Filtering involves analyzing a subset of all the available data. This article presents a simple example of filtering, discusses the main ways of applying filters, and explains boolean logic and filter variables.
The table below on the left shows age groups for a sample of 327 people. The table on the right has been filtered to show only the data of males.
Alternative ways of presenting filters
Sometimes filters are presented as lists of checkboxes at the top of columns. Such filters then filter the rows of the table according to the selection.

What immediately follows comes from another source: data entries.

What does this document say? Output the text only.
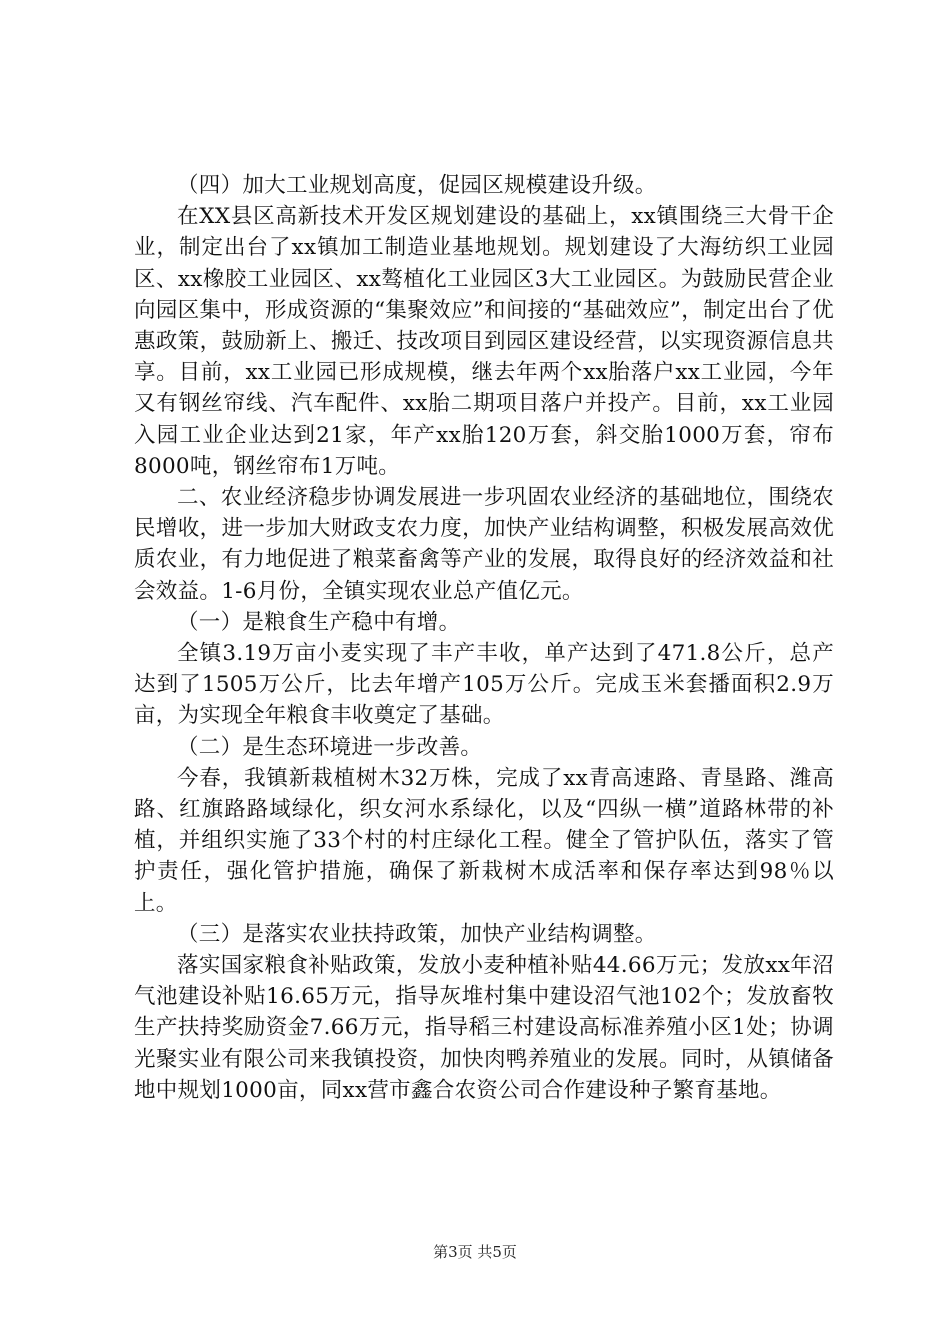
（四）加大工业规划高度，促园区规模建设升级。

在XX县区高新技术开发区规划建设的基础上，xx镇围绕三大骨干企业，制定出台了xx镇加工制造业基地规划。规划建设了大海纺织工业园区、xx橡胶工业园区、xx骜植化工业园区3大工业园区。为鼓励民营企业向园区集中，形成资源的“集聚效应”和间接的“基础效应”，制定出台了优惠政策，鼓励新上、搬迁、技改项目到园区建设经营，以实现资源信息共享。目前，xx工业园已形成规模，继去年两个xx胎落户xx工业园，今年又有钢丝帘线、汽车配件、xx胎二期项目落户并投产。目前，xx工业园入园工业企业达到21家，年产xx胎120万套，斜交胎1000万套，帘布8000吨，钢丝帘布1万吨。

二、农业经济稳步协调发展进一步巩固农业经济的基础地位，围绕农民增收，进一步加大财政支农力度，加快产业结构调整，积极发展高效优质农业，有力地促进了粮菜畜禽等产业的发展，取得良好的经济效益和社会效益。1-6月份，全镇实现农业总产值亿元。

（一）是粮食生产稳中有增。

全镇3.19万亩小麦实现了丰产丰收，单产达到了471.8公斤，总产达到了1505万公斤，比去年增产105万公斤。完成玉米套播面积2.9万亩，为实现全年粮食丰收奠定了基础。

（二）是生态环境进一步改善。

今春，我镇新栽植树木32万株，完成了xx青高速路、青垦路、潍高路、红旗路路域绿化，织女河水系绿化，以及“四纵一横”道路林带的补植，并组织实施了33个村的村庄绿化工程。健全了管护队伍，落实了管护责任，强化管护措施，确保了新栽树木成活率和保存率达到98％以上。

（三）是落实农业扶持政策，加快产业结构调整。

落实国家粮食补贴政策，发放小麦种植补贴44.66万元；发放xx年沼气池建设补贴16.65万元，指导灰堆村集中建设沼气池102个；发放畜牧生产扶持奖励资金7.66万元，指导稻三村建设高标准养殖小区1处；协调光聚实业有限公司来我镇投资，加快肉鸭养殖业的发展。同时，从镇储备地中规划1000亩，同xx营市鑫合农资公司合作建设种子繁育基地。

第3页 共5页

The example below is more complex. In this example, the visualization is filtered by clicking on the age and gender categories, and this causes the entirety of the analysis and visualization to be re-created using only the selected ages and genders.
What is a filter?
A filter is a rule about the subset of data to be used in an analysis. It can be a simple rule, such as Males. Or, a much more complex rule, such as Males in Floriday who eat Smores on Sundays.
Formally, filters are defined using boolean logic.
Applying versus creating filters
In simpler analysis software filters are manually applied to analyses (e.g., by choosing options from a list of checkboxes). In more advanced software, there is a clear distinction between:
- Creating filters.
- Applying filters that have previously been created.
For example, the image below shows how previously created filters are applied in Displayr.
Data analysis software that allows filters to be re-used will often create a new variable in the data set that represents the filter. This filter variable is then re-used as an input to any analyses that wish to re-use the filter and can also be used as an input into other analyses (e.g., as a column in a crosstab).
A filter variable stores the true or false information for every observation in the data set. For example, the variable below on the left shows Gender, and the filter variable to its right is for the Gender is Male, with a label of Not selected representing false and Selected representing true.